Il commissario Nba vorrebbe la partecipazione del campione all'All Star Game in programma a Toronto il 14 febbraio, e l'ipotesi di vederlo anche in Brasile appare tutto fuorché remota. Intanto, attendendo il 13 aprile, ultimo giorno sui parquet, il fuoriclasse continua a raccogliere applausi di arena in arena
Gli orfani di Kobe Bryant si mettano l’anima in pace: non ci sarà spazio per una stagione europea. Però potrebbe non essere il prossimo aprile l’ultima occasione per godersi la stella mondiale del basket in attività. “Mi piacerebbe partecipare ai Giochi di Rio. L’Olimpiade è un’esperienza assolutamente fantastica e sarei contento di finire la mia carriera su un palcoscenico internazionale così importante”, confessa il giocatore dei Los Angeles Lakers in una lunga intervista concessa ai media internazionali. Se coach Mike Krzyzewski volesse, insomma, la leggenda dei Lakers è pronta a restare in attività per quattro mesi in più per inseguire l’oro con gli Usa.
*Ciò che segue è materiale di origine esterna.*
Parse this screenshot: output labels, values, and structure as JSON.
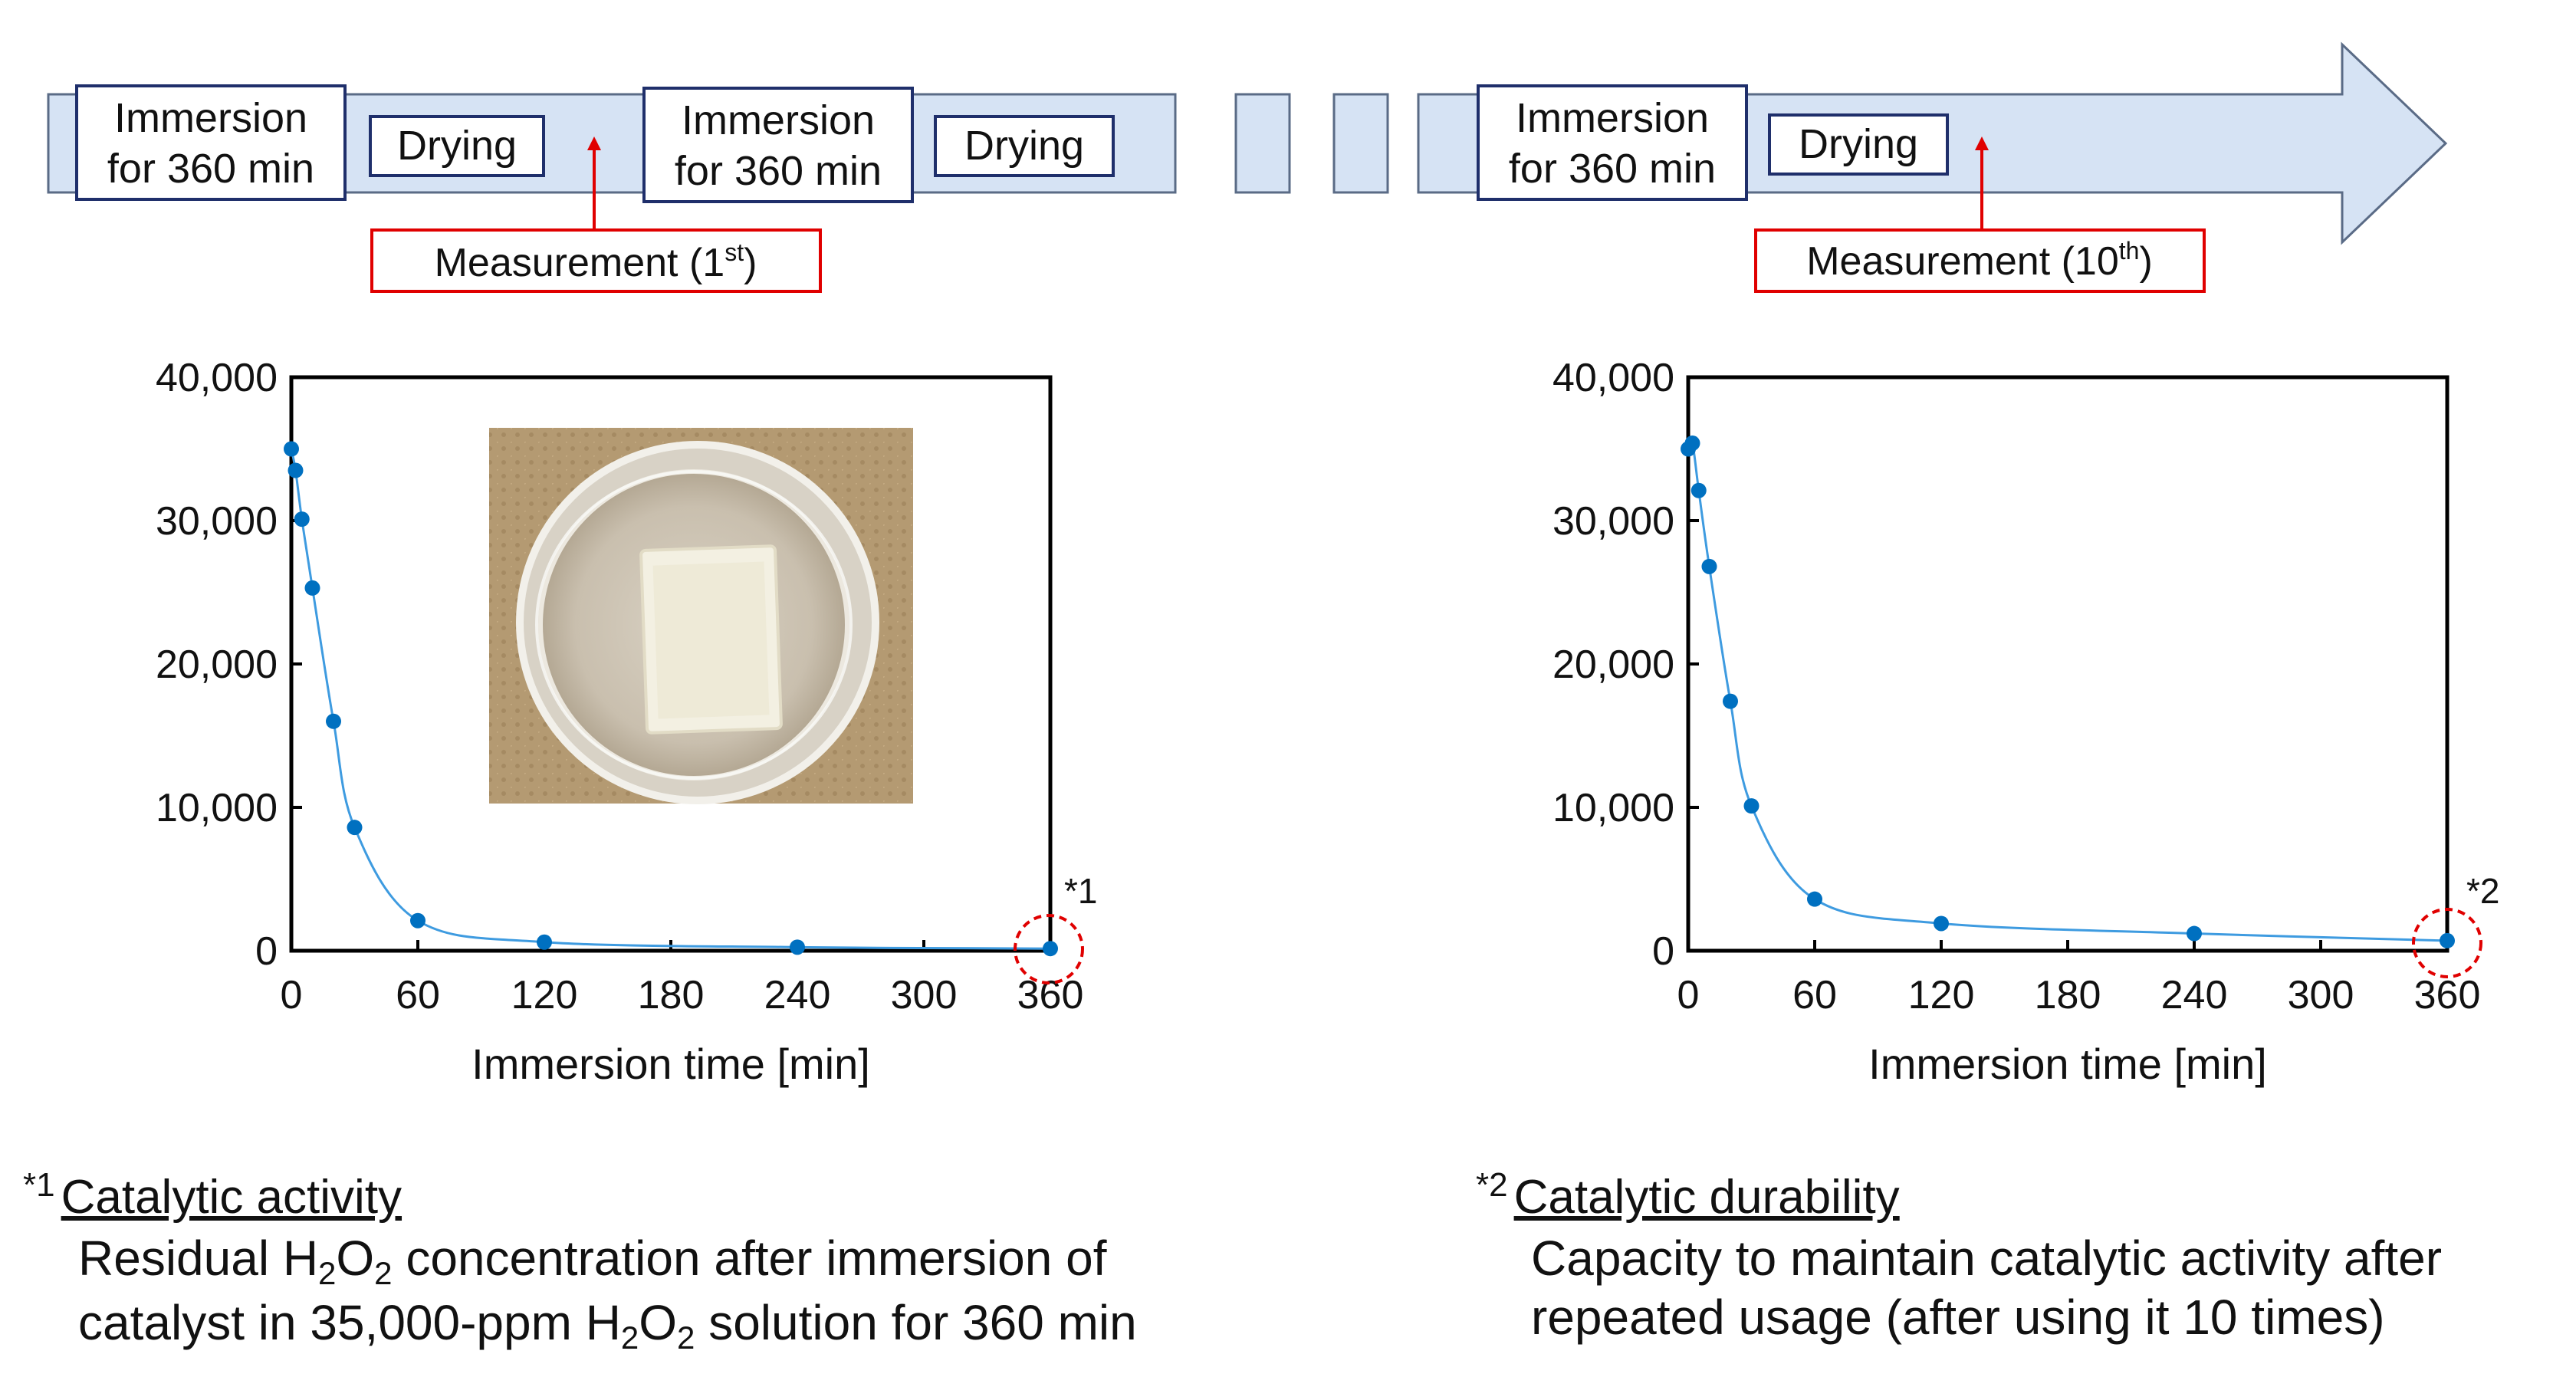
{
  "timeline": {
    "step_immersion_line1": "Immersion",
    "step_immersion_line2": "for 360 min",
    "step_drying": "Drying",
    "measurement_first_prefix": "Measurement (1",
    "measurement_first_sup": "st",
    "measurement_tenth_prefix": "Measurement (10",
    "measurement_tenth_sup": "th",
    "measurement_suffix": ")"
  },
  "colors": {
    "series": "#0070C0",
    "timeline_fill": "#D6E3F4",
    "step_border": "#1F2F6B",
    "measurement_border": "#E00000",
    "marker_circle": "#E00000"
  },
  "chart_data": [
    {
      "type": "line",
      "title": "",
      "xlabel": "Immersion time [min]",
      "ylabel": "",
      "xlim": [
        0,
        360
      ],
      "ylim": [
        0,
        40000
      ],
      "xticks": [
        0,
        60,
        120,
        180,
        240,
        300,
        360
      ],
      "yticks": [
        0,
        10000,
        20000,
        30000,
        40000
      ],
      "xtick_labels": [
        "0",
        "60",
        "120",
        "180",
        "240",
        "300",
        "360"
      ],
      "ytick_labels": [
        "0",
        "10,000",
        "20,000",
        "30,000",
        "40,000"
      ],
      "annotation": "*1",
      "inset": "photo of white catalyst sample in a glass petri dish",
      "series": [
        {
          "name": "1st measurement",
          "x": [
            0,
            2,
            5,
            10,
            20,
            30,
            60,
            120,
            240,
            360
          ],
          "y": [
            35000,
            33500,
            30100,
            25300,
            16000,
            8600,
            2100,
            600,
            250,
            150
          ]
        }
      ]
    },
    {
      "type": "line",
      "title": "",
      "xlabel": "Immersion time [min]",
      "ylabel": "",
      "xlim": [
        0,
        360
      ],
      "ylim": [
        0,
        40000
      ],
      "xticks": [
        0,
        60,
        120,
        180,
        240,
        300,
        360
      ],
      "yticks": [
        0,
        10000,
        20000,
        30000,
        40000
      ],
      "xtick_labels": [
        "0",
        "60",
        "120",
        "180",
        "240",
        "300",
        "360"
      ],
      "ytick_labels": [
        "0",
        "10,000",
        "20,000",
        "30,000",
        "40,000"
      ],
      "annotation": "*2",
      "series": [
        {
          "name": "10th measurement",
          "x": [
            0,
            2,
            5,
            10,
            20,
            30,
            60,
            120,
            240,
            360
          ],
          "y": [
            35000,
            35400,
            32100,
            26800,
            17400,
            10100,
            3600,
            1900,
            1200,
            700
          ]
        }
      ]
    }
  ],
  "notes": {
    "left": {
      "mark": "*1",
      "title": "Catalytic activity",
      "line1_a": "Residual H",
      "line1_sub1": "2",
      "line1_b": "O",
      "line1_sub2": "2",
      "line1_c": " concentration after immersion of",
      "line2_a": "catalyst in 35,000-ppm H",
      "line2_sub1": "2",
      "line2_b": "O",
      "line2_sub2": "2",
      "line2_c": " solution for 360 min"
    },
    "right": {
      "mark": "*2",
      "title": "Catalytic durability",
      "line1": "Capacity to maintain catalytic activity after",
      "line2": "repeated usage (after using it 10 times)"
    }
  }
}
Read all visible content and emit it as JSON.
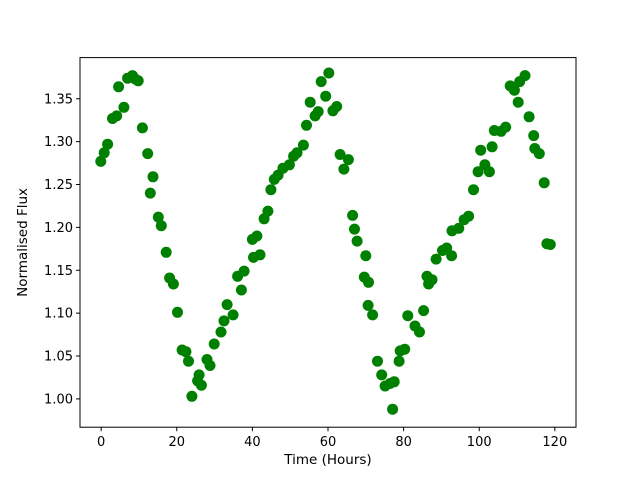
{
  "figure": {
    "background": "#ffffff",
    "plot_background": "#ffffff",
    "spine_color": "#000000"
  },
  "chart_data": {
    "type": "scatter",
    "title": "",
    "xlabel": "Time (Hours)",
    "ylabel": "Normalised Flux",
    "legend": null,
    "grid": false,
    "marker": "circle",
    "marker_color": "#008000",
    "marker_radius_px": 5.5,
    "xlim": [
      -5.6,
      125.6
    ],
    "ylim": [
      0.967,
      1.398
    ],
    "xticks": [
      0,
      20,
      40,
      60,
      80,
      100,
      120
    ],
    "yticks": [
      1.0,
      1.05,
      1.1,
      1.15,
      1.2,
      1.25,
      1.3,
      1.35
    ],
    "x_units": "hours",
    "series_name": "normalised-flux-light-curve",
    "points": [
      [
        -0.1,
        1.277
      ],
      [
        0.8,
        1.287
      ],
      [
        1.7,
        1.297
      ],
      [
        3.0,
        1.327
      ],
      [
        4.1,
        1.33
      ],
      [
        4.6,
        1.364
      ],
      [
        6.0,
        1.34
      ],
      [
        7.0,
        1.374
      ],
      [
        8.3,
        1.377
      ],
      [
        9.0,
        1.373
      ],
      [
        9.8,
        1.371
      ],
      [
        10.9,
        1.316
      ],
      [
        12.3,
        1.286
      ],
      [
        13.0,
        1.24
      ],
      [
        13.7,
        1.259
      ],
      [
        15.1,
        1.212
      ],
      [
        15.9,
        1.202
      ],
      [
        17.2,
        1.171
      ],
      [
        18.1,
        1.141
      ],
      [
        19.1,
        1.134
      ],
      [
        20.2,
        1.101
      ],
      [
        21.4,
        1.057
      ],
      [
        22.4,
        1.055
      ],
      [
        23.1,
        1.044
      ],
      [
        24.0,
        1.003
      ],
      [
        25.5,
        1.021
      ],
      [
        25.9,
        1.028
      ],
      [
        26.5,
        1.016
      ],
      [
        28.0,
        1.046
      ],
      [
        28.8,
        1.039
      ],
      [
        29.9,
        1.064
      ],
      [
        31.7,
        1.078
      ],
      [
        32.5,
        1.091
      ],
      [
        33.3,
        1.11
      ],
      [
        34.9,
        1.098
      ],
      [
        36.1,
        1.143
      ],
      [
        37.1,
        1.127
      ],
      [
        37.8,
        1.149
      ],
      [
        40.0,
        1.186
      ],
      [
        40.3,
        1.165
      ],
      [
        41.2,
        1.19
      ],
      [
        42.0,
        1.168
      ],
      [
        43.1,
        1.21
      ],
      [
        44.1,
        1.219
      ],
      [
        44.9,
        1.244
      ],
      [
        45.8,
        1.256
      ],
      [
        46.8,
        1.261
      ],
      [
        48.1,
        1.269
      ],
      [
        49.8,
        1.273
      ],
      [
        50.9,
        1.283
      ],
      [
        51.8,
        1.287
      ],
      [
        53.5,
        1.296
      ],
      [
        54.3,
        1.319
      ],
      [
        55.3,
        1.346
      ],
      [
        56.6,
        1.33
      ],
      [
        57.4,
        1.335
      ],
      [
        58.2,
        1.37
      ],
      [
        59.4,
        1.353
      ],
      [
        60.2,
        1.38
      ],
      [
        61.3,
        1.336
      ],
      [
        62.3,
        1.341
      ],
      [
        63.2,
        1.285
      ],
      [
        64.2,
        1.268
      ],
      [
        65.4,
        1.279
      ],
      [
        66.5,
        1.214
      ],
      [
        67.0,
        1.198
      ],
      [
        67.7,
        1.184
      ],
      [
        69.6,
        1.142
      ],
      [
        70.0,
        1.167
      ],
      [
        70.6,
        1.109
      ],
      [
        70.7,
        1.136
      ],
      [
        71.8,
        1.098
      ],
      [
        73.1,
        1.044
      ],
      [
        74.2,
        1.028
      ],
      [
        75.1,
        1.015
      ],
      [
        76.4,
        1.018
      ],
      [
        77.1,
        0.988
      ],
      [
        77.5,
        1.02
      ],
      [
        78.8,
        1.044
      ],
      [
        79.1,
        1.056
      ],
      [
        80.3,
        1.058
      ],
      [
        81.1,
        1.097
      ],
      [
        83.0,
        1.085
      ],
      [
        84.2,
        1.078
      ],
      [
        85.3,
        1.103
      ],
      [
        86.2,
        1.143
      ],
      [
        86.6,
        1.134
      ],
      [
        87.5,
        1.139
      ],
      [
        88.6,
        1.163
      ],
      [
        90.3,
        1.173
      ],
      [
        91.4,
        1.176
      ],
      [
        92.7,
        1.167
      ],
      [
        92.8,
        1.196
      ],
      [
        94.6,
        1.199
      ],
      [
        96.0,
        1.209
      ],
      [
        97.2,
        1.213
      ],
      [
        98.5,
        1.244
      ],
      [
        99.7,
        1.265
      ],
      [
        100.4,
        1.29
      ],
      [
        101.5,
        1.273
      ],
      [
        102.7,
        1.265
      ],
      [
        103.4,
        1.294
      ],
      [
        104.0,
        1.313
      ],
      [
        105.8,
        1.312
      ],
      [
        107.0,
        1.317
      ],
      [
        108.2,
        1.365
      ],
      [
        109.3,
        1.36
      ],
      [
        110.3,
        1.346
      ],
      [
        110.7,
        1.37
      ],
      [
        112.1,
        1.377
      ],
      [
        113.2,
        1.329
      ],
      [
        114.4,
        1.307
      ],
      [
        114.7,
        1.292
      ],
      [
        115.9,
        1.286
      ],
      [
        117.2,
        1.252
      ],
      [
        117.9,
        1.181
      ],
      [
        118.8,
        1.18
      ]
    ]
  }
}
Una coda alla sua ventennale carriera che poche settimane fa – con una lettera scritta direttamente al basket, lo sport a cui ha dato del tu per una vita – ha deciso di chiudere ufficialmente al termine di questa stagione. Sarebbe la terza olimpiade della sua vita, l’ultimo sogno da tirar fuori dal cassetto per sedersi al fianco di Larry Bird e Magic Johnson, che diedero l’addio al basket nel 1992 sui parquet dei Giochi di Barcellona conquistando il titolo olimpico con il primo e ‘originale’ Dream Team. Tra l’ultimo desiderio di Kobe, che diventerebbe il primo cestista a vincere tre ori olimpici, e la realtà resta solo un cavillo che prevede che le scelte finali di Krzyzewski avvengano tra un folto gruppo di giocatori già preselezionati, tra i quali Bryant non figura. Ma con l’ok del commissioner Adam Silver, il 24 gialloviola potrebbe partire per Rio. E tenendo conto che proprio il numero uno della Nba vorrebbe la partecipazione di Kobe all’All Star Game in programma a Toronto il 14 febbraio, l’ipotesi di vederlo anche in Brasile appare tutto fuorché remota.
Oltre però, giura, non si andrà. Nonostante gli appelli giunti da mezzo mondo, compresa l’Italia dove è cresciuto tra Reggio Calabria, Rieti, Pistoia e Reggio Emilia al seguito del padre Joe, anche lui cestista. La Viola, storica società di basket del capoluogo calabrese, nelle scorse settimane aveva scritto una lunga e accorata lettera per invitarlo a giocare nel club che fu di suo papà. Nel futuro della stella però non c’è però spazio per una parentesi nel Vecchio Continente: “Mi sarebbe piaciuto provare un’esperienza fuori dall’America, ma il mio fisico non me lo consente. Non ho rimpianti, solo gratitudine perché gli Dei del basket mi hanno dato tanto. Cosa farò? Sarei contento di aiutare i bambini con gli eventi organizzati da Nba in giro per il mondo – racconta – In Africa è in corso un progetto per creare scuole di pallacanestro e mi piacerebbe essere parte attiva di questa iniziativa per insegnare basket e tutto ciò che ruota attorno al gioco”.
Attendendo il 13 aprile, ultimo giorno sui parquet Nba, Bryant continua a raccogliere gli ultimi applausi di arena in arena. Un lungo addio a uno dei migliori interpreti del gioco: “Mi godo ogni partita e scendo in campo ogni sera con un’emozione nuova. Ricevere così tanto rispetto dal pubblico è davvero magnifico. Mi mancheranno la tensione della gara e gli allenamenti, la mia grande voglia di migliorarmi. Ma avrò più tempo da dedicare a me stesso e alla mia famiglia”, spiega. Poi gli elogi per gli avversari incrociati in venti anni di carriera: “E’ difficile stilare una classifica, ma se devo dare cinque nomi dico Hakeem Olajuwon, Michael Jordan, Kevin Durant, LeBron James e Clyde Drexler. Un altro Kobe? Non ci sarà, come non ci sono stati né ci saranno altri Magic Johnson e Michael Jordan – taglia corto – Ognuno è diverso, l’importante è aver lasciato qualcosa alle generazioni del futuro. L’impatto che posso aver avuto su di loro ha per me un valore maggiore che essere considerato il più forte di ogni era”.